53rd Mayor of Vancouver, Washington
- In office January 1, 1974 – January 1, 1984
- Preceded by: James Gallagher
- Succeeded by: Bryce Seidl

Personal details
- Born: James Godfrey Justin November 28, 1932 Portland, Oregon, U.S.
- Died: December 7, 2009 Vancouver, Washington, U.S.
- Spouse: Janet Ruth Murphy
- Children: 3
- Education: University of Portland

Military service
- Branch/service: United States Air Force

= Jim Justin =

James "Jim" Godfrey Justin (November 28, 1932 – December 7, 2009) was an American military officer and politician who served as the Mayor of Vancouver, Washington from 1974 from 1984.

== Early life and education ==
Justin was born in Portland, Oregon, and attended the University of Portland. He served for three years in the United States Air Force, retiring with the rank of colonel. While serving in the Air Force, Justin became friends with Royce Pollard, who served as Mayor of Vancouver from 1996 to 2010. Justin remained a member of the Air Force Reserve for 30 years.

== Career ==
After serving in the Air Force, Justin moved to Vancouver, Washington, where he helped his parents operate their small business, Photo Mart. Justin later sold the store and became a real estate agent for Coldwell Banker. Prior to serving as Mayor of Vancouver, Justin was a member of the Vancouver City Council.

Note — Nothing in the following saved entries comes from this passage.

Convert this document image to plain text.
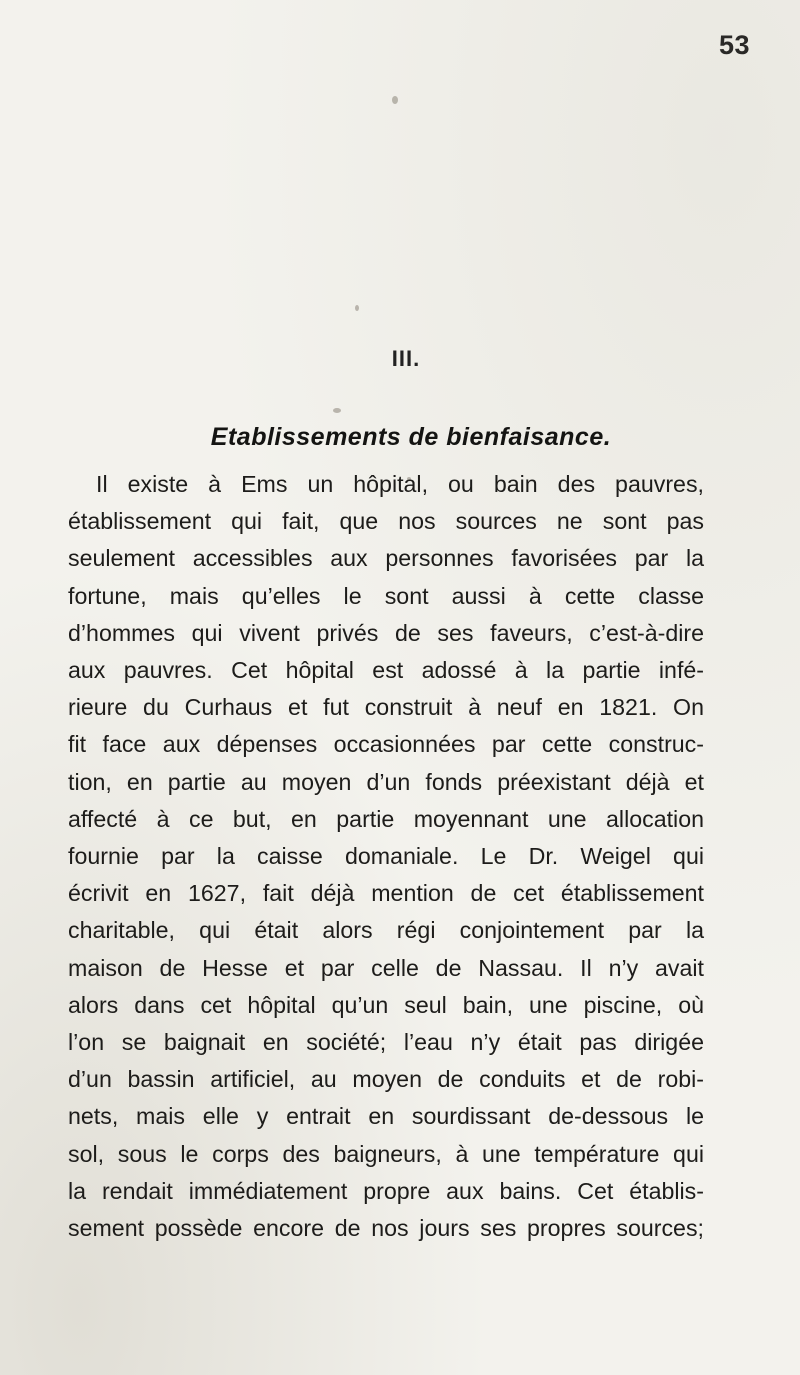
53
III.
Etablissements de bienfaisance.
Il existe à Ems un hôpital, ou bain des pauvres,
établissement qui fait, que nos sources ne sont pas
seulement accessibles aux personnes favorisées par la
fortune, mais qu’elles le sont aussi à cette classe
d’hommes qui vivent privés de ses faveurs, c’est-à-dire
aux pauvres. Cet hôpital est adossé à la partie infé-
rieure du Curhaus et fut construit à neuf en 1821. On
fit face aux dépenses occasionnées par cette construc-
tion, en partie au moyen d’un fonds préexistant déjà et
affecté à ce but, en partie moyennant une allocation
fournie par la caisse domaniale. Le Dr. Weigel qui
écrivit en 1627, fait déjà mention de cet établissement
charitable, qui était alors régi conjointement par la
maison de Hesse et par celle de Nassau. Il n’y avait
alors dans cet hôpital qu’un seul bain, une piscine, où
l’on se baignait en société; l’eau n’y était pas dirigée
d’un bassin artificiel, au moyen de conduits et de robi-
nets, mais elle y entrait en sourdissant de-dessous le
sol, sous le corps des baigneurs, à une température qui
la rendait immédiatement propre aux bains. Cet établis-
sement possède encore de nos jours ses propres sources;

In 1980, Justin was listed as an interested party in a feasibility study of the Columbia River Bridge, commissioned by the Federal Highway Administration. Justin also provided testimony to the United States House Committee on Transportation and Infrastructure.

== Personal life ==
Justin and his wife, Janet, had three children. Janet died in 1996. Later in his life, Justin was diagnosed with kidney dialysis and suffered a heart attack in 2007. He died on December 7, 2009, at the age of 77.